18婚~ヤンデレな旦那さまに溺愛されています~

 車から降りると加賀さんが迎えてくれた。

 私は彼女の姿を見ただけで、それまでの緊張が吹っ飛んでしまうほど安堵した。

 加賀さんがいてくれるなら、ちょっと安心。


「あけまして、おめでとうございます」

 広い玄関にお手伝いさんが数人、その中心に遥さんの両親がいて、にこやかな笑顔で迎えてくれた。

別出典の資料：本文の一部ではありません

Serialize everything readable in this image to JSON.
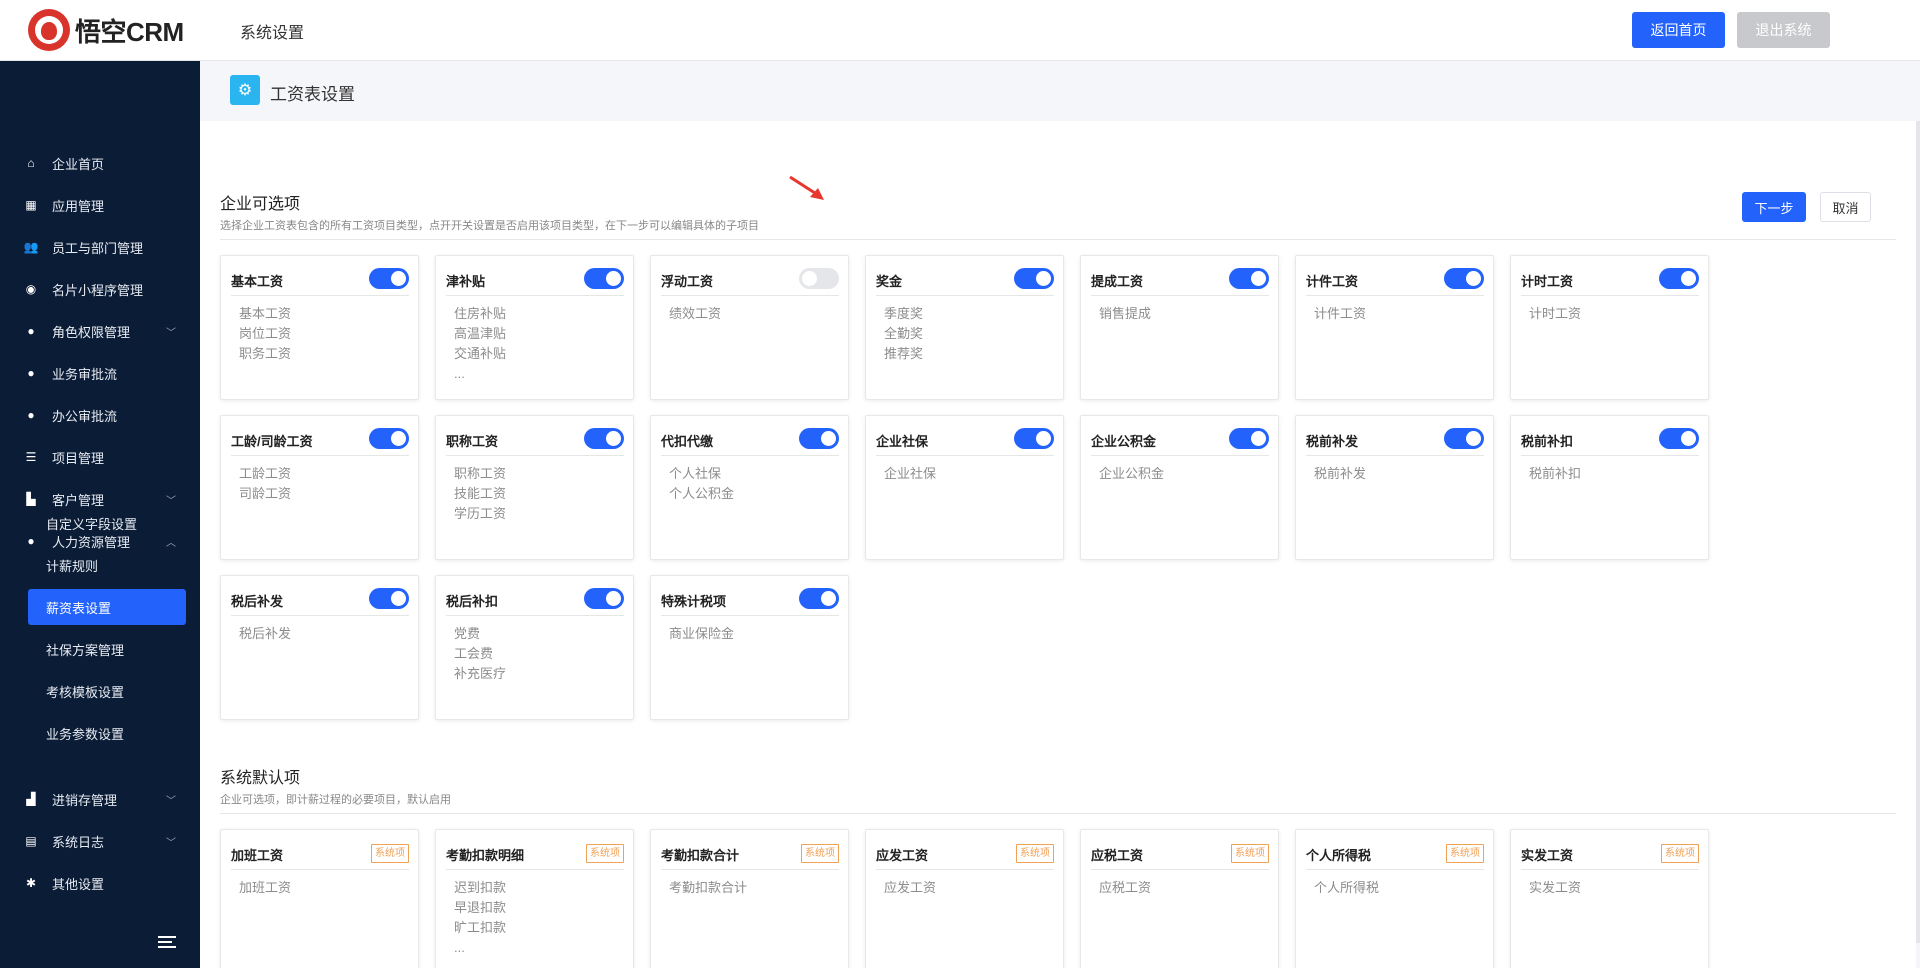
{
  "header": {
    "logo_text": "悟空CRM",
    "title": "系统设置",
    "home_button": "返回首页",
    "exit_button": "退出系统"
  },
  "sidebar": {
    "items": [
      {
        "label": "企业首页",
        "icon": "home-icon",
        "glyph": "⌂"
      },
      {
        "label": "应用管理",
        "icon": "grid-icon",
        "glyph": "▦"
      },
      {
        "label": "员工与部门管理",
        "icon": "users-icon",
        "glyph": "👥"
      },
      {
        "label": "名片小程序管理",
        "icon": "miniapp-icon",
        "glyph": "◉"
      },
      {
        "label": "角色权限管理",
        "icon": "user-icon",
        "glyph": "●",
        "expand": "﹀"
      },
      {
        "label": "业务审批流",
        "icon": "user-icon",
        "glyph": "●"
      },
      {
        "label": "办公审批流",
        "icon": "user-icon",
        "glyph": "●"
      },
      {
        "label": "项目管理",
        "icon": "list-icon",
        "glyph": "☰"
      },
      {
        "label": "客户管理",
        "icon": "building-icon",
        "glyph": "▙",
        "expand": "﹀"
      },
      {
        "label": "人力资源管理",
        "icon": "users-icon",
        "glyph": "●",
        "expand": "︿"
      }
    ],
    "sub_items": [
      "自定义字段设置",
      "计薪规则",
      "薪资表设置",
      "社保方案管理",
      "考核模板设置",
      "业务参数设置"
    ],
    "items_after": [
      {
        "label": "进销存管理",
        "icon": "chart-icon",
        "glyph": "▟",
        "expand": "﹀"
      },
      {
        "label": "系统日志",
        "icon": "log-icon",
        "glyph": "▤",
        "expand": "﹀"
      },
      {
        "label": "其他设置",
        "icon": "gear-icon",
        "glyph": "✱"
      }
    ]
  },
  "page": {
    "title": "工资表设置",
    "next_button": "下一步",
    "cancel_button": "取消"
  },
  "optional_section": {
    "title": "企业可选项",
    "desc": "选择企业工资表包含的所有工资项目类型，点开开关设置是否启用该项目类型，在下一步可以编辑具体的子项目",
    "cards": [
      {
        "title": "基本工资",
        "enabled": true,
        "items": [
          "基本工资",
          "岗位工资",
          "职务工资"
        ]
      },
      {
        "title": "津补贴",
        "enabled": true,
        "items": [
          "住房补贴",
          "高温津贴",
          "交通补贴",
          "..."
        ]
      },
      {
        "title": "浮动工资",
        "enabled": false,
        "items": [
          "绩效工资"
        ]
      },
      {
        "title": "奖金",
        "enabled": true,
        "items": [
          "季度奖",
          "全勤奖",
          "推荐奖"
        ]
      },
      {
        "title": "提成工资",
        "enabled": true,
        "items": [
          "销售提成"
        ]
      },
      {
        "title": "计件工资",
        "enabled": true,
        "items": [
          "计件工资"
        ]
      },
      {
        "title": "计时工资",
        "enabled": true,
        "items": [
          "计时工资"
        ]
      },
      {
        "title": "工龄/司龄工资",
        "enabled": true,
        "items": [
          "工龄工资",
          "司龄工资"
        ]
      },
      {
        "title": "职称工资",
        "enabled": true,
        "items": [
          "职称工资",
          "技能工资",
          "学历工资"
        ]
      },
      {
        "title": "代扣代缴",
        "enabled": true,
        "items": [
          "个人社保",
          "个人公积金"
        ]
      },
      {
        "title": "企业社保",
        "enabled": true,
        "items": [
          "企业社保"
        ]
      },
      {
        "title": "企业公积金",
        "enabled": true,
        "items": [
          "企业公积金"
        ]
      },
      {
        "title": "税前补发",
        "enabled": true,
        "items": [
          "税前补发"
        ]
      },
      {
        "title": "税前补扣",
        "enabled": true,
        "items": [
          "税前补扣"
        ]
      },
      {
        "title": "税后补发",
        "enabled": true,
        "items": [
          "税后补发"
        ]
      },
      {
        "title": "税后补扣",
        "enabled": true,
        "items": [
          "党费",
          "工会费",
          "补充医疗"
        ]
      },
      {
        "title": "特殊计税项",
        "enabled": true,
        "items": [
          "商业保险金"
        ]
      }
    ]
  },
  "default_section": {
    "title": "系统默认项",
    "desc": "企业可选项，即计薪过程的必要项目，默认启用",
    "badge": "系统项",
    "cards": [
      {
        "title": "加班工资",
        "items": [
          "加班工资"
        ]
      },
      {
        "title": "考勤扣款明细",
        "items": [
          "迟到扣款",
          "早退扣款",
          "旷工扣款",
          "..."
        ]
      },
      {
        "title": "考勤扣款合计",
        "items": [
          "考勤扣款合计"
        ]
      },
      {
        "title": "应发工资",
        "items": [
          "应发工资"
        ]
      },
      {
        "title": "应税工资",
        "items": [
          "应税工资"
        ]
      },
      {
        "title": "个人所得税",
        "items": [
          "个人所得税"
        ]
      },
      {
        "title": "实发工资",
        "items": [
          "实发工资"
        ]
      }
    ]
  },
  "colors": {
    "primary": "#2362fb",
    "sidebar_bg": "#0b1c36",
    "badge": "#f0a257",
    "arrow": "#e8372d"
  }
}
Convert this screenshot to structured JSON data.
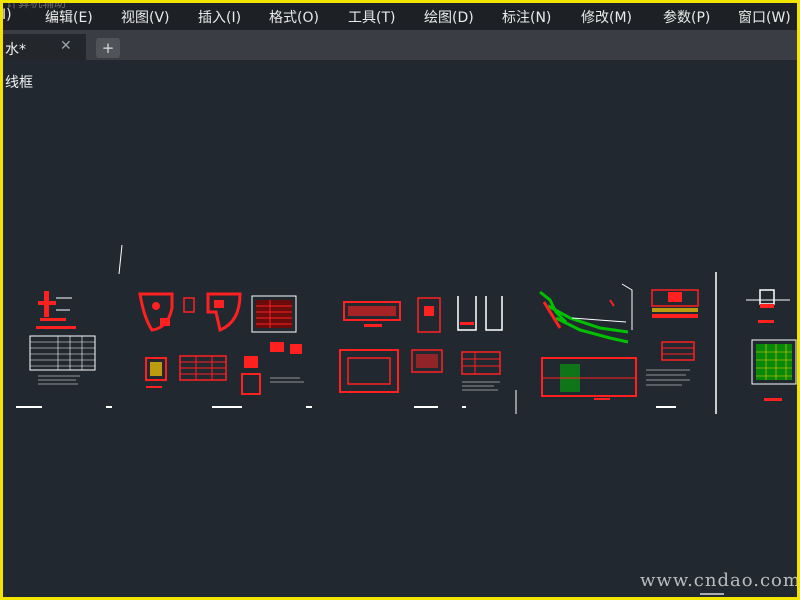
{
  "app": {
    "ghost_title": "计算机辅助"
  },
  "menubar": {
    "items": [
      {
        "label": "I)"
      },
      {
        "label": "编辑(E)"
      },
      {
        "label": "视图(V)"
      },
      {
        "label": "插入(I)"
      },
      {
        "label": "格式(O)"
      },
      {
        "label": "工具(T)"
      },
      {
        "label": "绘图(D)"
      },
      {
        "label": "标注(N)"
      },
      {
        "label": "修改(M)"
      },
      {
        "label": "参数(P)"
      },
      {
        "label": "窗口(W)"
      }
    ]
  },
  "tabs": {
    "active_title": "水*",
    "close_glyph": "✕",
    "add_glyph": "+"
  },
  "viewport": {
    "label": "线框"
  },
  "watermark": {
    "text": "www.cndao.com"
  },
  "colors": {
    "background": "#212830",
    "frame": "#f2e600",
    "drawing_red": "#ff2020",
    "drawing_green": "#00c000"
  }
}
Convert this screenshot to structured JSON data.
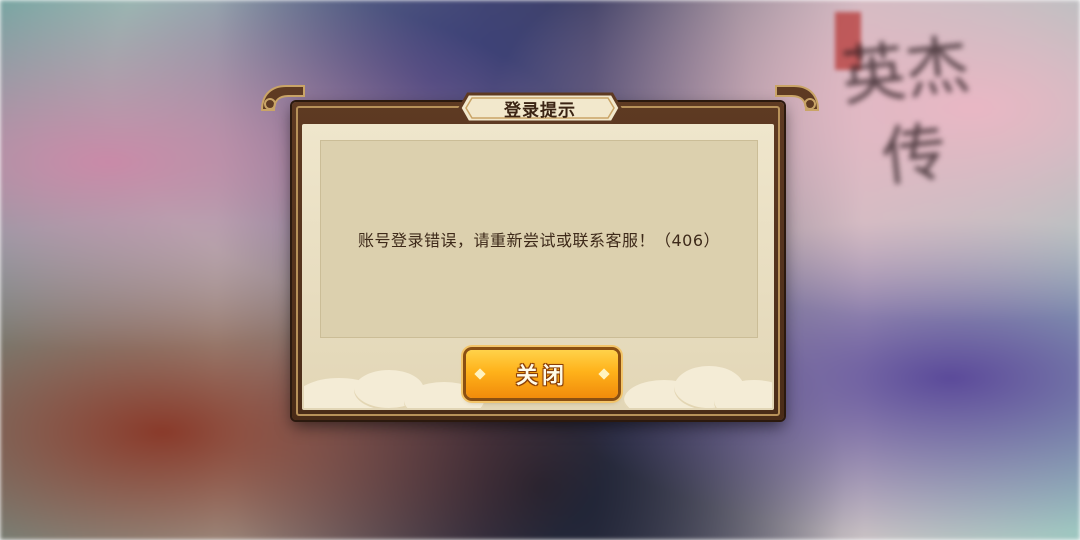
{
  "background": {
    "title_art": "英杰传"
  },
  "dialog": {
    "title": "登录提示",
    "message": "账号登录错误，请重新尝试或联系客服！（406）",
    "close_button_label": "关闭"
  },
  "colors": {
    "frame": "#4a2c18",
    "parchment": "#e6dbbd",
    "button_top": "#ffd24a",
    "button_bottom": "#f18b0b"
  },
  "icons": [
    "left-corner-ornament-icon",
    "right-corner-ornament-icon",
    "diamond-icon"
  ]
}
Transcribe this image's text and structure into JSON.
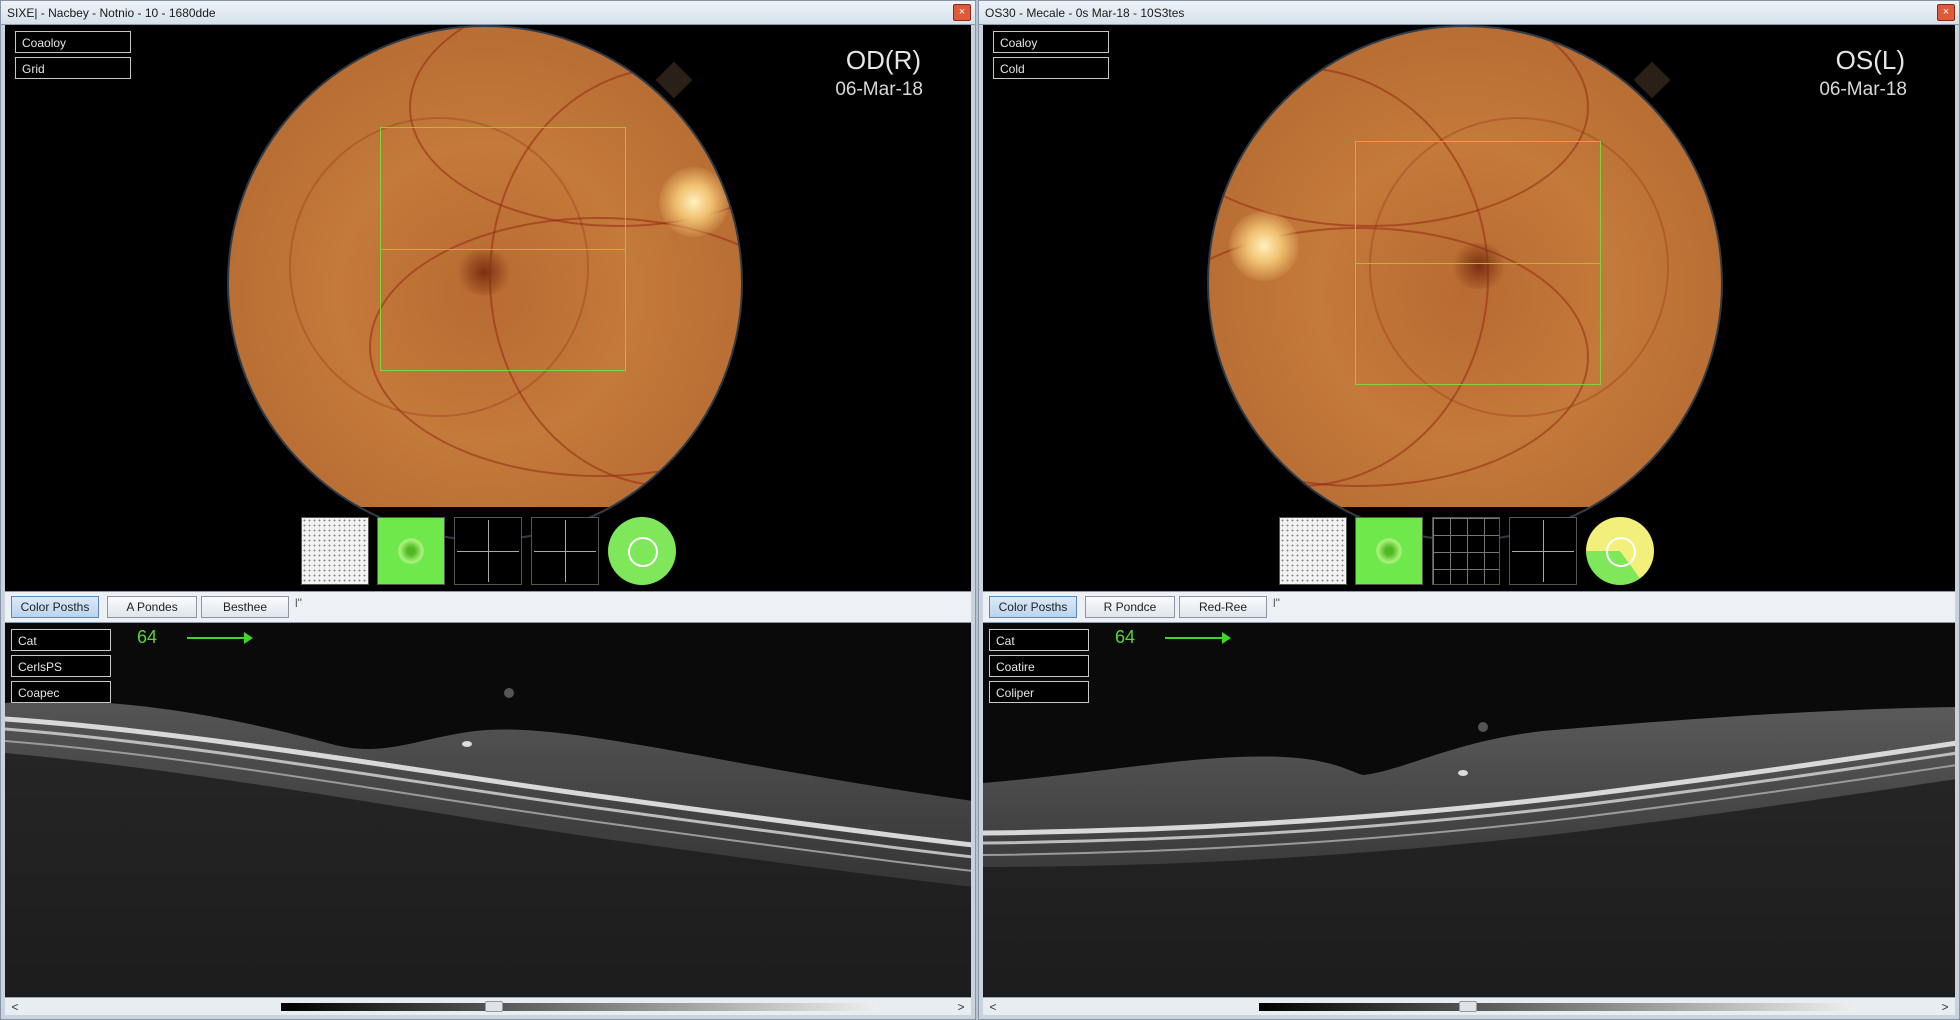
{
  "left": {
    "title": "SIXE| - Nacbey - Notnio - 10 - 1680dde",
    "close": "×",
    "overlay_buttons": [
      "Coaoloy",
      "Grid"
    ],
    "eye": "OD(R)",
    "date": "06-Mar-18",
    "tabs": [
      "Color Posths",
      "A Pondes",
      "Besthee"
    ],
    "tab_more": "l\"",
    "oct_buttons": [
      "Cat",
      "CerlsPS",
      "Coapec"
    ],
    "oct_number": "64",
    "scroll_left": "<",
    "scroll_right": ">"
  },
  "right": {
    "title": "OS30 - Mecale - 0s Mar-18 - 10S3tes",
    "close": "×",
    "overlay_buttons": [
      "Coaloy",
      "Cold"
    ],
    "eye": "OS(L)",
    "date": "06-Mar-18",
    "tabs": [
      "Color Posths",
      "R Pondce",
      "Red-Ree"
    ],
    "tab_more": "l\"",
    "oct_buttons": [
      "Cat",
      "Coatire",
      "Coliper"
    ],
    "oct_number": "64",
    "scroll_left": "<",
    "scroll_right": ">"
  },
  "icons": {
    "close": "close-icon",
    "thumbnails": [
      "dot-pattern-icon",
      "green-map-icon",
      "grid-icon",
      "quadrant-grid-icon",
      "circle-map-icon"
    ]
  },
  "colors": {
    "grid_overlay": "#7fd43a",
    "oct_arrow": "#3fd42a",
    "active_tab": "#b9d4ef"
  }
}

「あけましておめでとう。いろはちゃん、元気そうで何よりだ」

「ようこそ。よくいらしてくれたわ」

 お会いするのはお見合いの日以来だけど、おじさまも美景さんもとても感じのいい人たちでほっとした。

 だけど、つい私は周囲を見わたしてしまう。

 もういないはずのあの方の存在を、探してしまう癖がついているからだ。


「いろは、鬼はもういないよ」

 となりで遥さんにぼそりと言われて、私はびくっと肩が揺れた。


「う、うん……知ってる」

 そう。本家には恐ろしい鬼と呼ばれるお方が、昔いたのだ。

 秋月清十郎というとっても厳しい人で遥さんのおじいさん。

 家族以外の人にも容赦なく怒鳴る怖い人。


 私は一度彼に酷く怒鳴りつけられて、それ以来私たち家族は疎遠になってしまった。

 私が小学生の頃のことだ。


 清十郎さんはその後亡くなったけれど、私にとってはあまりにも強烈な思い出で、それがトラウマになっている。

 遥さんの話だとあの頃は病気で伏せっていて、昔よりは丸くなっていたようだけど、それでもめちゃくちゃ怖かった。


「大丈夫」

 と遥さんがぽんと頭を撫でてくれた。

 それが私の恐怖心をほぐしてくれた。